La formation a débuté la veille, avec de la théorie et des exercices pratiques sur deux simulateurs dernier cri. Des membres en silicone et des outils connectés permettent d'attraper sur écran des morceaux de cartilages virtuels. «Peu de centres possèdent déjà ces machines», relève le professeur. Les quatre simulateurs ont coûté 290 000 fr. Après le virtuel, direction la salle stérile pour du quasi réel. «On pratique sur des pièces anatomiques qui proviennent de donneurs suisses exclusivement, précise le président de la SFITS. Le préparateur du laboratoire d'anatomie nous apporte les pièces et surveille les interventions.» Il souligne l'importance de la pratique sur pièce anatomique: «c'est fondamental, c'est la seule manière de s'exercer avec le plus de réalisme possible et de mesurer la difficulté des opérations». Après une première phase d'exercices, le «chairman» – un médecin responsable, micro en main pour être entendu de tous – lance: «Ladies and gentleman, it's time to switch!» Il est temps de changer de tâche. Place à la reconstruction du ligament croisé antérieur. Ça triture, ça suture, ça questionne et ça apprend.
Les médecins viennent de toute l'Europe. Aliette, 34 ans, est de Besançon. Elle a terminé sa thèse il y a trois ans. «On découvre de nouvelles techniques, on s'exerce et on se fait corriger, on crée des liens avec des confrères. C'est une chance.» Neritan Borici, 41 ans, originaire d'Albanie, se considère aussi comme chanceux. Il découvre les techniques les plus récentes et peut pratiquer sur des cadavres. «On n'y a pas accès à Tirana. On apprend en observant les confrères, sur des modèles en plastique. On ne ressent pas les vraies structures de l'anatomie.» Il compte organiser un cours à Tirana pour partager ses nouvelles connaissances.

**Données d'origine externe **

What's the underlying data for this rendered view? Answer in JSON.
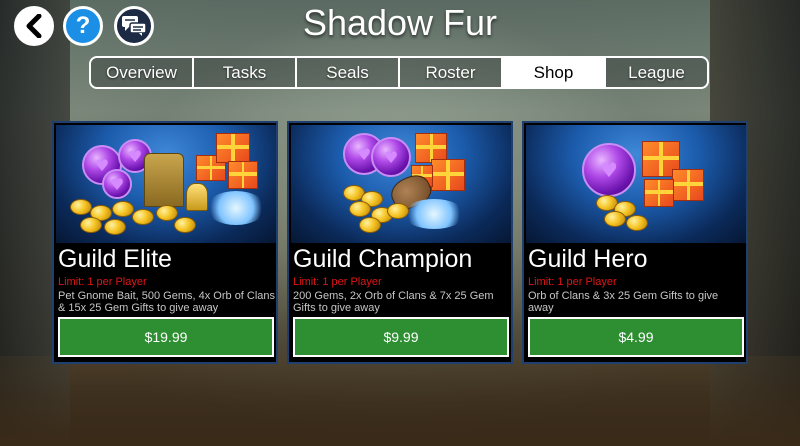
{
  "header": {
    "title": "Shadow Fur",
    "back_icon": "back-arrow-icon",
    "help_icon": "question-mark-icon",
    "chat_icon": "chat-bubbles-icon",
    "help_glyph": "?"
  },
  "tabs": [
    {
      "label": "Overview",
      "active": false
    },
    {
      "label": "Tasks",
      "active": false
    },
    {
      "label": "Seals",
      "active": false
    },
    {
      "label": "Roster",
      "active": false
    },
    {
      "label": "Shop",
      "active": true
    },
    {
      "label": "League",
      "active": false
    }
  ],
  "cards": [
    {
      "title": "Guild Elite",
      "limit": "Limit: 1 per Player",
      "description": "Pet Gnome Bait, 500 Gems, 4x Orb of Clans & 15x 25 Gem Gifts to give away",
      "price": "$19.99"
    },
    {
      "title": "Guild Champion",
      "limit": "Limit: 1 per Player",
      "description": "200 Gems, 2x Orb of Clans & 7x 25 Gem Gifts to give away",
      "price": "$9.99"
    },
    {
      "title": "Guild Hero",
      "limit": "Limit: 1 per Player",
      "description": "Orb of Clans & 3x 25 Gem Gifts to give away",
      "price": "$4.99"
    }
  ],
  "colors": {
    "accent_green": "#2e8f32",
    "limit_red": "#e01616",
    "help_blue": "#1b8fe6",
    "card_border": "#1f3f6e"
  }
}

Une Rolls-Royce nécessaire?
Bénéficier de cette «chance» a toutefois un prix. La formation coûte 600 fr. pour les membres d'EPOS, 1000 fr. pour les autres. Sont compris les deux jours de cours, le logement et les repas. «Ce qui en fait un tarif faible», relève le responsable du cours. Neritan Borici, lui, a réussi à trouver un sponsor. Pas de moyens, pas de formation? «Il est vrai que c'est un problème. Un médecin doit se former de manière continue – il doit acquérir des «crédits» tout au long de sa carrière – et cela a un coût, reconnaît Pierre Lascombes. En général, c'est l'employeur qui assume la plupart des charges mais ce n'est pas le cas dans tous les pays.» Les industries participent aussi. Pour ce cours orthopédique, six entreprises différentes sont partenaires, «elles fournissent notamment du matériel». Qu'en retirent-elles? «Une certaine forme de publicité pour leurs outils.»
Enfin, se pose la question de la nécessité d'un tel centre à Genève. Les moyens de formation dont disposaient déjà les HUG n'étaient-ils pas suffisants? «Il n'y avait pas de centre spécialisé dans la technique chirurgicale en Suisse, répond Pierre Hoffmeyer. Nous avons aujourd'hui l'un des seuls centres de formation académiques qui dispose d'autant de matériel innovant, qui soit public et qui n'appartienne pas à une industrie. Au vu du nombre de réservations, le besoin est bel et bien présent.»